Conforme renomados especialistas, a proposta de Francisco sofre rejeição no interior da própria Igreja. Isso, infelizmente, contradiz a edificação da unidade interna e do senso de fidelidade ao Pontífice. É preocupante o silêncio que prevalece entre os bispos, as Conferências Episcopais e o clero de um modo geral em relação às propostas de Francisco, pois, na realidade, não são exclusivamente dele, mas expressam tanto o sentir da Igreja – consultada antes dos dois Sínodos que abordaram o tema –, quanto a unidade entre os padres sinodais – que aprovaram o texto final sobre o qual Francisco se debruçou para escrever a Amoris laetitia.

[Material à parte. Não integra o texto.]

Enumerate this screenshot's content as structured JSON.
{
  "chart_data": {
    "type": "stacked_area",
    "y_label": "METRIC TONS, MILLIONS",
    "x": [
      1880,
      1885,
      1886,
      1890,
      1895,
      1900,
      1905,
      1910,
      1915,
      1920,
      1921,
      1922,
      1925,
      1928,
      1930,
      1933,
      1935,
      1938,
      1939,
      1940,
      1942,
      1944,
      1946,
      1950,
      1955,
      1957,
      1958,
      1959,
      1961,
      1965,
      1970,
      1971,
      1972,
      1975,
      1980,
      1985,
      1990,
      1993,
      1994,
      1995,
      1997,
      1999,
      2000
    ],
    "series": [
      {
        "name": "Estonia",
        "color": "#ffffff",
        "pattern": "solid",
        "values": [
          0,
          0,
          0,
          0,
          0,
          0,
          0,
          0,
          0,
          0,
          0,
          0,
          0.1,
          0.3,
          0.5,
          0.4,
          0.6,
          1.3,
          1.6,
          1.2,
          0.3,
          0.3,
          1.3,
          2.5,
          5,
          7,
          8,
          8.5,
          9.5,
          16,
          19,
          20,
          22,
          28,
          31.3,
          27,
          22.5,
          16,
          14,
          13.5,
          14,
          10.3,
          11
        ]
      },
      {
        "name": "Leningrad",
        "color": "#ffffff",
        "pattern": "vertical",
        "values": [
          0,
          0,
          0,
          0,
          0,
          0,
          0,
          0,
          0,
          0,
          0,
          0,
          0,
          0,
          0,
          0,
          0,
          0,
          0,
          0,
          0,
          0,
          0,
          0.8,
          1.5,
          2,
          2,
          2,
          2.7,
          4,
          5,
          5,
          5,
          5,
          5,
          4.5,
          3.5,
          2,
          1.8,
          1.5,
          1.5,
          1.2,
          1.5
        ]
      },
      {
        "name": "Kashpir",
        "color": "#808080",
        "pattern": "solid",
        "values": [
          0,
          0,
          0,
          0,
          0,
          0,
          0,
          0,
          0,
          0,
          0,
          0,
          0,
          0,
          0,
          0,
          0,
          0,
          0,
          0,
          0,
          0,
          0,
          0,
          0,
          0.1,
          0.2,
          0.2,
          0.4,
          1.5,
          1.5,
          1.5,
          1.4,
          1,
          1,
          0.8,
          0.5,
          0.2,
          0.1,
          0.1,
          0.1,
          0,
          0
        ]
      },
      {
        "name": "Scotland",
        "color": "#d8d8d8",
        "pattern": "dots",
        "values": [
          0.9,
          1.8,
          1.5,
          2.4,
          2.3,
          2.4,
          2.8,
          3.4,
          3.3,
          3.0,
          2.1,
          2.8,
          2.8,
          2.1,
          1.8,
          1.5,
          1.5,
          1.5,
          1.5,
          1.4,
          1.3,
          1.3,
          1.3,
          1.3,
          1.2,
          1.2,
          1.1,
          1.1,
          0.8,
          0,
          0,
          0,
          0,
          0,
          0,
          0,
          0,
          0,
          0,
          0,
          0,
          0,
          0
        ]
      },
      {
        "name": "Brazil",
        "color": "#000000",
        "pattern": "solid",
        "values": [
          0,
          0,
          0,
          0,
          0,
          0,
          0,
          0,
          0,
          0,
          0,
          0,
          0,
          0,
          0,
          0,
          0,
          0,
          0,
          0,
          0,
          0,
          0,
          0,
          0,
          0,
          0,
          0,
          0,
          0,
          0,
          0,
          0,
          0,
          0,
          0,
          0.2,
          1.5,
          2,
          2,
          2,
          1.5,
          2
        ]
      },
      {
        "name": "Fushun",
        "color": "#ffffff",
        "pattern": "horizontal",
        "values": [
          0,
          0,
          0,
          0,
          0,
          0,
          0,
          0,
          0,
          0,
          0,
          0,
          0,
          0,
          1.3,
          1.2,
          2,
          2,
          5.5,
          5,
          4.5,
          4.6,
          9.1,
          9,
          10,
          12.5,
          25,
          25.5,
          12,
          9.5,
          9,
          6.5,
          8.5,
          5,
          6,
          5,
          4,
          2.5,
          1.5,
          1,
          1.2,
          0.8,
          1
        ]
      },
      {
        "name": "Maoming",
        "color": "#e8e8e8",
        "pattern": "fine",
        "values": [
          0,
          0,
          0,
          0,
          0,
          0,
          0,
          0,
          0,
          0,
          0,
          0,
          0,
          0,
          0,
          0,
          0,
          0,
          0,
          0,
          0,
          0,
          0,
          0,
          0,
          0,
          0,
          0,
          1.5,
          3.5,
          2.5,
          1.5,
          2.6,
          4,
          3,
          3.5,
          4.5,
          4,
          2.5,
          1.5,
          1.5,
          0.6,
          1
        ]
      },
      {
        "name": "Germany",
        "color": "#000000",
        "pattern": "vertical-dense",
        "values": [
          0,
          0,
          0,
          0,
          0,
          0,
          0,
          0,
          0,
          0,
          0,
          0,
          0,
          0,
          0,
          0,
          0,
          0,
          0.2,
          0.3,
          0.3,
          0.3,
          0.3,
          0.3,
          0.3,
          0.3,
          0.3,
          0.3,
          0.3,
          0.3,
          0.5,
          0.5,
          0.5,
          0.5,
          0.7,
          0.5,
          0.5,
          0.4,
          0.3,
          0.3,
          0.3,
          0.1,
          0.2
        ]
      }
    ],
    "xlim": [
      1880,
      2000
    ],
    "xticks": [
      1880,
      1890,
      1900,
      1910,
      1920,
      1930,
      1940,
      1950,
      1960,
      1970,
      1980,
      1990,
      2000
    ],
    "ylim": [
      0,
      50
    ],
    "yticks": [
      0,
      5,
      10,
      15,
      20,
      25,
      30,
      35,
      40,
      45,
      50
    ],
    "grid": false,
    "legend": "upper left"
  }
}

Nesse contexto, a rejeição à Exortação Apostólica não deixa de ser rejeição à ação que o próprio Espírito do Senhor suscita na Igreja.

 

Para além das incompreensões e resistências à Amoris laetitia, a sua recepção continuará exigindo e pressupondo trabalho cuidadoso – dos sujeitos, em vista da construção de consensos interpretativos, e de ações conjuntas, em vista da “superação de uma moral fria ao tratar de temas e realidades delicadas [...] a partir de gabinetes de portas fechadas” –, pois os que estão no centro da discussão, são “filhos e filhas de Deus, cada um em sua máxima grandeza e sua máxima pequenez e fragilidade”, todos necessitados de compreensão, perdão, acompanhamento, esperança e integração (p. 70). A Amoris laetitia, “do início ao fim, é um convite para acolher a vida no seu dinamismo de ‘sempre mais’ ou de ‘ir além’, pois a vida não pode ser encaixada numa moldura, visto que sua natureza é de expandir-se, lançar raízes e florescer” (p. 125). Assim, a “Amoris laetitia apresenta-se como um novo convite para ‘ir mais fundo’, ‘ir para onde as águas são mais fundas e ‘lançar as redes para a pesca’” (p. 110).

 

É preciso ir além do moralismo e dos condicionamentos casuísticos. O discernimento moral e a benignidade pastoral não podem mais esperar! Estamos diante de um excelente livro a ser usado com muito proveito por todos aqueles que querem aprofundar e concretizar os objetivos e orientações presentes na Amoris laetitia. As reflexões nele contidas mostram claramente que, para além das incompreensões e resistências que aconteceram ao longo destes cinco anos desde a sua publicação, é fundamental estarmos atentos para que tanto o discernimento moral quanto a benignidade pastoral sejam assumidos “como atitudes imprescindíveis que não podem mais ser apresentadas apenas como expectativas a serem cumpridas num futuro desconhecido” (p. 7).